According to historical reports, a 30-year-old New York architect named William H. Woods had long been trying to land a tarpon, one of the most athletic and aggressive fish found in local waters, for many years. In fact, Wood’s himself redesigned and modified his fishing gear with the hopes of landing the large sportfish using only a rod and reel, a feat that had never been accomplished.
Then, on March 25, 1885, Woods and his fishing guide – Capt. John Smith – successfully hooked and captured a tarpon measuring nearly six feet long and weighing just under 100 pounds. This happened in the waters of Tarpon Bay, just off the coast of Sanibel.
“Because the sport of big game fishing was founded here, we feel those of us who enjoy the legacy also have an inherent duty to not only help protect and preserve the species, but also protect and preserve its history,” said best-selling author Randy Wayne White, who used to work as a fishing guide at Tarpon Bay.
White and Brennen are collaborating on a collection of fishing stories, which they are compiling into a book to be released later this year.
“We started gathering this information, and all of these wonderful stories just kept falling into our laps,” said Brennen, who noted that much of the collection will focus on catch-and-release tales and conservation efforts. “The more research that we did, the more excited about (the book) we were getting.”
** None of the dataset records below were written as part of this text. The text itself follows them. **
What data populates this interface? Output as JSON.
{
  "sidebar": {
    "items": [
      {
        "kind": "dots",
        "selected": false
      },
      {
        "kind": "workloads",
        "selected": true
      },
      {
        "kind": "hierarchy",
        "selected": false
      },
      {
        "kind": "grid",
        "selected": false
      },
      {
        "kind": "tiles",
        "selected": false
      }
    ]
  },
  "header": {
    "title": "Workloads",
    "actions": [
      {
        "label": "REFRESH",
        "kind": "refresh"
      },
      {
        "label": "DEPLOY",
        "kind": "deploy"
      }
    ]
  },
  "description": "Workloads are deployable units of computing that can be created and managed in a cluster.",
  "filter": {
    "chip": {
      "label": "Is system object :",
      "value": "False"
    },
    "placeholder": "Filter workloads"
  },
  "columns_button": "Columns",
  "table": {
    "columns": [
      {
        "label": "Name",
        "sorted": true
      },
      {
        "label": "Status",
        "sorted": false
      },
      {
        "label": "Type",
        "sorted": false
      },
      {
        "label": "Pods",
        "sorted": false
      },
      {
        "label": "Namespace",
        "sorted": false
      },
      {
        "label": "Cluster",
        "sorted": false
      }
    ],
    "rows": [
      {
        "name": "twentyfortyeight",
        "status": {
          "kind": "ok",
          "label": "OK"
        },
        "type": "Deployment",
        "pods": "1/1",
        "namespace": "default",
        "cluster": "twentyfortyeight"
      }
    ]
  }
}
Despite some controversy over exactly when the first tarpon was caught on road and reel, and by whom, Brennen stated that Woods was the first one to do so that was witnessed and recorded in print (by Forest & Stream Magazine on April 9, 1885).
“(Woods) developed the technique of how to catch tarpon on rod and reel… before that, people caught them by shooting them or harpooning them,” she explained. “He really was considered the father of big game fishing… and he did it right out here on Tarpon Bay.”
After the account of Woods catching tarpon on road and reel, fisherman from around the world began to descend upon the waters of Southwest Florida, which quickly became known as the hub of big game sport fishing. Today, anglers still consider the area one of the prime fishing spots in the United States.
“They say that the (Calusa) indians used to eat tarpons, but I don’t know why they would. They rate right behind bald eagles and osprey when it comes to flavor… they’re not very good,” joked Woodring.
He also explained why finding tarpon, whose numbers have declined over the years in local waters, has never been a problem for him.
“We could go after them whenever we wanted, but that’s one of the worst things that can happen if you’re a commercial fisherman because they’d tear your gear up pretty good,” he added. “Certainly there were a lot more tarpon in the bay at that time. After a hurricane of a good rainfall, the water levels would rise and bring everything in… but then eventually everything would get washed out again.”
To mark the milestone anniversary, members of the Sanibel Fishing Club pledged to erect a plaque at the site honoring Woods and his historical contribution to big game sport fishing.